Cependant, le mythe raconté par le spectacle de Gilles Coullet ne passe pas par l'image, comme le font d'ordinaire les mythes, mais par le corps. C'est un mythe raconté par le corps en mouvement. Et de ce fait, il s'agit d'un mythe s'adressant à la volonté plus qu'à la pensée. C'est-à-dire que, en tant que spectateur, nous ressentons ce que dit le spectacle sous formes de sensations qui ébranlent et secouent la volonté, bien plus que sous la forme d'images qui nous feraient rêver ou réfléchir.

Ainsi, c'est sous la forme d'une pure pulsion de vie que Gilles Coullet nous fait éprouver la figure d'insectes dont son corps épouse les contours et reproduit les mouvements : scorpion, mante religieuse, etc. C'est de même sous forme de sensations physiques, ébranlements kinesthésiques, qu'il nous transmet ce que vivent dans leurs membres et sous leur peau divers animaux, comme le varan, le bison ou l'aigle, dont la majesté des ailes déployées nous transporte dans un vol aussi fier que froid.
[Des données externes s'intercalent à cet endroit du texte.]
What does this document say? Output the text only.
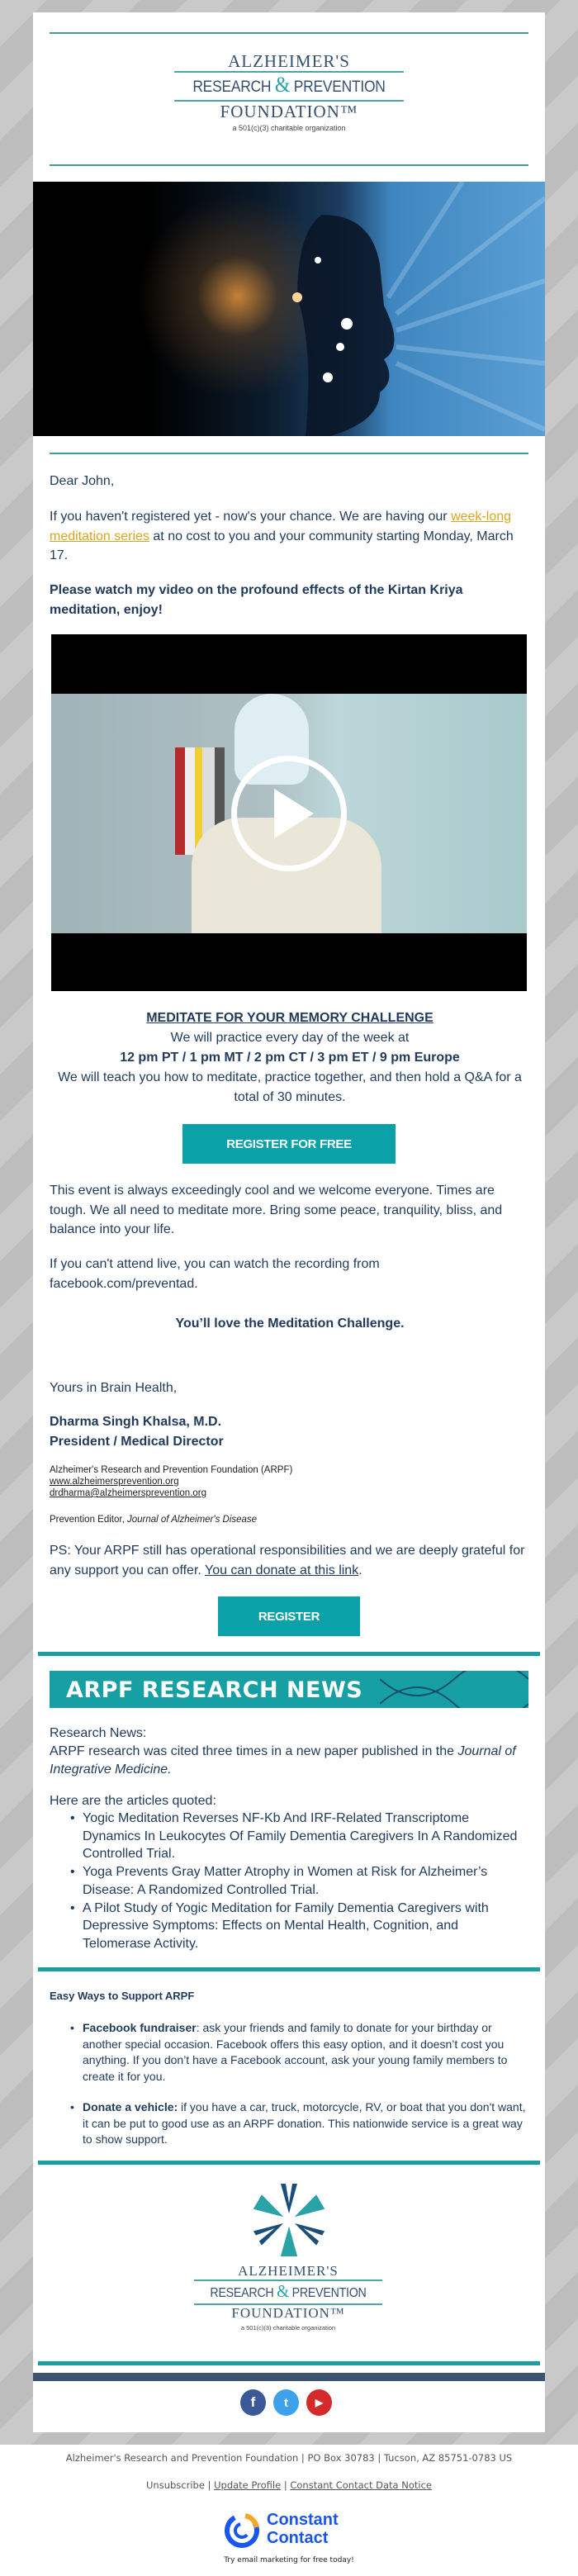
ALZHEIMER'S
RESEARCH & PREVENTION
FOUNDATION™
a 501(c)(3) charitable organization
Dear John,
If you haven't registered yet - now's your chance. We are having our week-long meditation series at no cost to you and your community starting Monday, March 17.
Please watch my video on the profound effects of the Kirtan Kriya meditation, enjoy!
MEDITATE FOR YOUR MEMORY CHALLENGE
We will practice every day of the week at
12 pm PT / 1 pm MT / 2 pm CT / 3 pm ET / 9 pm Europe
We will teach you how to meditate, practice together, and then hold a Q&A for a total of 30 minutes.
REGISTER FOR FREE
This event is always exceedingly cool and we welcome everyone. Times are tough. We all need to meditate more. Bring some peace, tranquility, bliss, and balance into your life.
If you can't attend live, you can watch the recording from facebook.com/preventad.
You’ll love the Meditation Challenge.
Yours in Brain Health,
Dharma Singh Khalsa, M.D.
President / Medical Director
Alzheimer's Research and Prevention Foundation (ARPF)
www.alzheimersprevention.org
drdharma@alzheimersprevention.org
Prevention Editor, Journal of Alzheimer's Disease
PS: Your ARPF still has operational responsibilities and we are deeply grateful for any support you can offer. You can donate at this link.
REGISTER
ARPF RESEARCH NEWS
Research News:
ARPF research was cited three times in a new paper published in the Journal of Integrative Medicine.
Here are the articles quoted:
• Yogic Meditation Reverses NF-Kb And IRF-Related Transcriptome Dynamics In Leukocytes Of Family Dementia Caregivers In A Randomized Controlled Trial.
• Yoga Prevents Gray Matter Atrophy in Women at Risk for Alzheimer’s Disease: A Randomized Controlled Trial.
• A Pilot Study of Yogic Meditation for Family Dementia Caregivers with Depressive Symptoms: Effects on Mental Health, Cognition, and Telomerase Activity.
Easy Ways to Support ARPF
• Facebook fundraiser: ask your friends and family to donate for your birthday or another special occasion. Facebook offers this easy option, and it doesn’t cost you anything. If you don’t have a Facebook account, ask your young family members to create it for you.
• Donate a vehicle: if you have a car, truck, motorcycle, RV, or boat that you don't want, it can be put to good use as an ARPF donation. This nationwide service is a great way to show support.
ALZHEIMER'S
RESEARCH & PREVENTION
FOUNDATION™
a 501(c)(3) charitable organization
f t	▶
Alzheimer's Research and Prevention Foundation | PO Box 30783 | Tucson, AZ 85751-0783 US
Unsubscribe | Update Profile | Constant Contact Data Notice
Constant
Contact
Try email marketing for free today!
Le point d'orgue du spectacle, sa culmination magique est d'une certaine façon atteinte avec l'apparition de l'Homme, signifié par quelques gestes tout simples et pourtant d'une portée qui apporte soudainement au cœur du spectacle non pas la sacralité, puisqu'elle était déjà présente, mais une dimension d'un autre ordre, d'une texture différente, d'une couleur et d'une  amplitude qui n'étaient pas encore apparues. C'est comme si la dimension de la transcendance faisait irruption dans le spectacle, comme une porte qui s'ouvrirait toute grande au beau milieu du ciel. Mais une transcendance qui ne renierait pas l'animalité dont l'acteur vient de parcourir de multiples figures. Au contraire, il s'agirait plutôt d'une transcendance qui aurait traversé la Nature comme un souffle dont elle faisait partie, avant de s'exhaler sous la forme d'une vibration sonore atteignant les confins du monde.
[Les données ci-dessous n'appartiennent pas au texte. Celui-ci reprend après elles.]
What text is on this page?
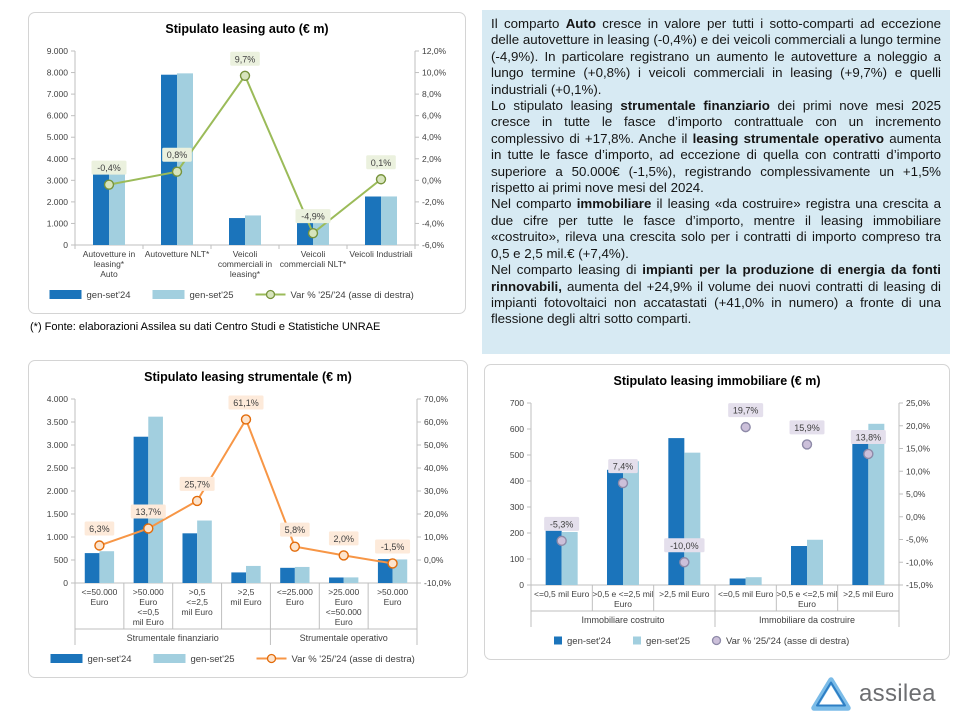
Stipulato leasing auto (€ m)
9.000
8.000
7.000
6.000
5.000
4.000
3.000
2.000
1.000
0
12,0%
10,0%
8,0%
6,0%
4,0%
2,0%
0,0%
-2,0%
-4,0%
-6,0%
-0,4%
0,8%
9,7%
-4,9%
0,1%
Autovetture in
leasing*
Auto
Autovetture NLT*	Veicoli
commerciali in
leasing*
Veicoli
commerciali NLT*
Veicoli Industriali
gen-set'24	gen-set'25	Var % '25/'24 (asse di destra)

(*) Fonte: elaborazioni Assilea su dati Centro Studi e Statistiche UNRAE

Il comparto Auto cresce in valore per tutti i sotto-comparti ad eccezione delle autovetture in leasing (-0,4%) e dei veicoli commerciali a lungo termine (-4,9%). In particolare registrano un aumento le autovetture a noleggio a lungo termine (+0,8%) i veicoli commerciali in leasing (+9,7%) e quelli industriali (+0,1%).
Lo stipulato leasing strumentale finanziario dei primi nove mesi 2025 cresce in tutte le fasce d’importo contrattuale con un incremento complessivo di +17,8%. Anche il leasing strumentale operativo aumenta in tutte le fasce d’importo, ad eccezione di quella con contratti d’importo superiore a 50.000€ (-1,5%), registrando complessivamente un +1,5% rispetto ai primi nove mesi del 2024.
Nel comparto immobiliare il leasing «da costruire» registra una crescita a due cifre per tutte le fasce d’importo, mentre il leasing immobiliare «costruito», rileva una crescita solo per i contratti di importo compreso tra 0,5 e 2,5 mil.€ (+7,4%).
Nel comparto leasing di impianti per la produzione di energia da fonti rinnovabili, aumenta del +24,9% il volume dei nuovi contratti di leasing di impianti fotovoltaici non accatastati (+41,0% in numero) a fronte di una flessione degli altri sotto comparti.
Stipulato leasing strumentale (€ m)
4.000
3.500
3.000
2.500
2.000
1.500
1.000
500
0
70,0%
60,0%
50,0%
40,0%
30,0%
20,0%
10,0%
0,0%
-10,0%
6,3%
13,7%
25,7%
61,1%
5,8%
2,0%
-1,5%
<=50.000
Euro
>50.000
Euro
<=0,5
mil Euro
>0,5
<=2,5
mil Euro
>2,5
mil Euro
<=25.000
Euro
>25.000
Euro
<=50.000
Euro
>50.000
Euro
Strumentale finanziario	Strumentale operativo
gen-set'24	gen-set'25	Var % '25/'24 (asse di destra)
Stipulato leasing immobiliare (€ m)
700
600
500
400
300
200
100
0
25,0%
20,0%
15,0%
10,0%
5,0%
0,0%
-5,0%
-10,0%
-15,0%
-5,3%
7,4%
-10,0%
19,7%
15,9%
13,8%
<=0,5 mil Euro >0,5 e <=2,5 mil
Euro
>2,5 mil Euro <=0,5 mil Euro >0,5 e <=2,5 mil
Euro
>2,5 mil Euro
Immobiliare costruito	Immobiliare da costruire
gen-set'24	gen-set'25	Var % '25/'24 (asse di destra)
assilea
C'est pourquoi, lorsque surgit la parole, dans la deuxième partie du spectacle,  à travers les mots d'un chef indien d'autrefois tentant d'expliquer aux hommes blancs venus envahir et détruire leurs territoires pour quelles raisons ceux ci sont sacrés aux yeux de ces hommes condamnés à la disparition (Discours du grand chef Seattle, Pieds nus sur la terre sacrée), nous ressentons que ce texte est bien plus qu'une œuvre littéraire, que l'expression d'un point de vue, que le développement d'une idée. Il s'agit d'une parole qui, prononcée à la fin du spectacle, était déjà présente dès le début de celui-ci, blottie dans le corps, tapie sous forme de potentiel dans les muscles de l'acteur en tension, vibrant dans les figures des formes de vie exprimées tour à tour.
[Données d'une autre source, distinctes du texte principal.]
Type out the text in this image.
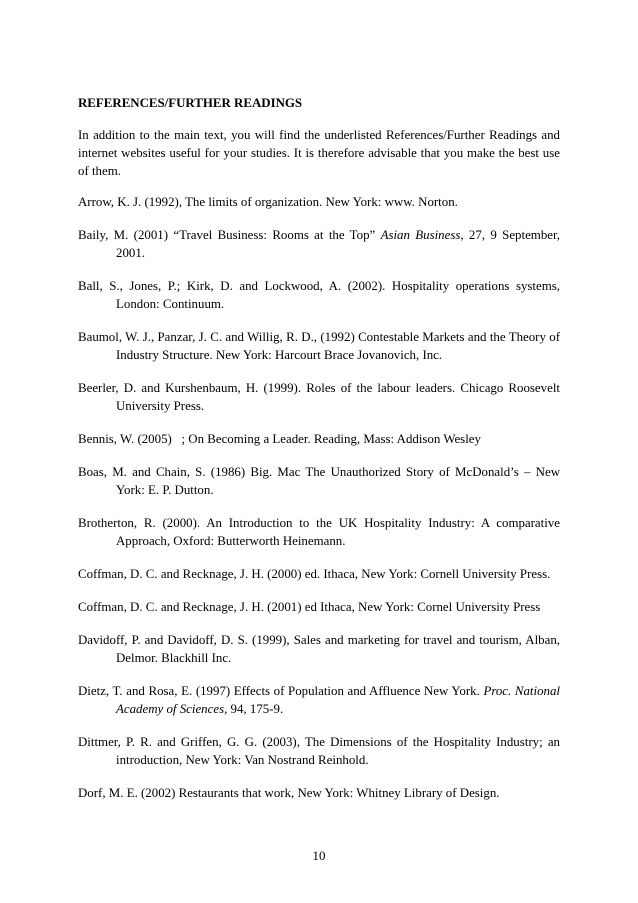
REFERENCES/FURTHER READINGS

In addition to the main text, you will find the underlisted References/Further Readings and internet websites useful for your studies. It is therefore advisable that you make the best use of them.

Arrow, K. J. (1992), The limits of organization. New York: www. Norton.

Baily, M. (2001) “Travel Business: Rooms at the Top” Asian Business, 27, 9 September, 2001.

Ball, S., Jones, P.; Kirk, D. and Lockwood, A. (2002). Hospitality operations systems, London: Continuum.

Baumol, W. J., Panzar, J. C. and Willig, R. D., (1992) Contestable Markets and the Theory of Industry Structure. New York: Harcourt Brace Jovanovich, Inc.

Beerler, D. and Kurshenbaum, H. (1999). Roles of the labour leaders. Chicago Roosevelt University Press.

Bennis, W. (2005)   ; On Becoming a Leader. Reading, Mass: Addison Wesley

Boas, M. and Chain, S. (1986) Big. Mac The Unauthorized Story of McDonald’s – New York: E. P. Dutton.

Brotherton, R. (2000). An Introduction to the UK Hospitality Industry: A comparative Approach, Oxford: Butterworth Heinemann.

Coffman, D. C. and Recknage, J. H. (2000) ed. Ithaca, New York: Cornell University Press.

Coffman, D. C. and Recknage, J. H. (2001) ed Ithaca, New York: Cornel University Press

Davidoff, P. and Davidoff, D. S. (1999), Sales and marketing for travel and tourism, Alban, Delmor. Blackhill Inc.

Dietz, T. and Rosa, E. (1997) Effects of Population and Affluence New York. Proc. National Academy of Sciences, 94, 175-9.

Dittmer, P. R. and Griffen, G. G. (2003), The Dimensions of the Hospitality Industry; an introduction, New York: Van Nostrand Reinhold.

Dorf, M. E. (2002) Restaurants that work, New York: Whitney Library of Design.

10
Ainsi, Gilles Coullet nous propose de vivre une expérience particulière, celle d'un texte complètement incarné au point de ne pas toujours avoir besoin d'être prononcé, d'une parole qui reste souterraine et silencieuse avant d'être dite, bousculant les frontières qui séparent le geste de la parole, faisant saillir la parole du geste, donnant à sentir une parole en puissance au cœur même du geste.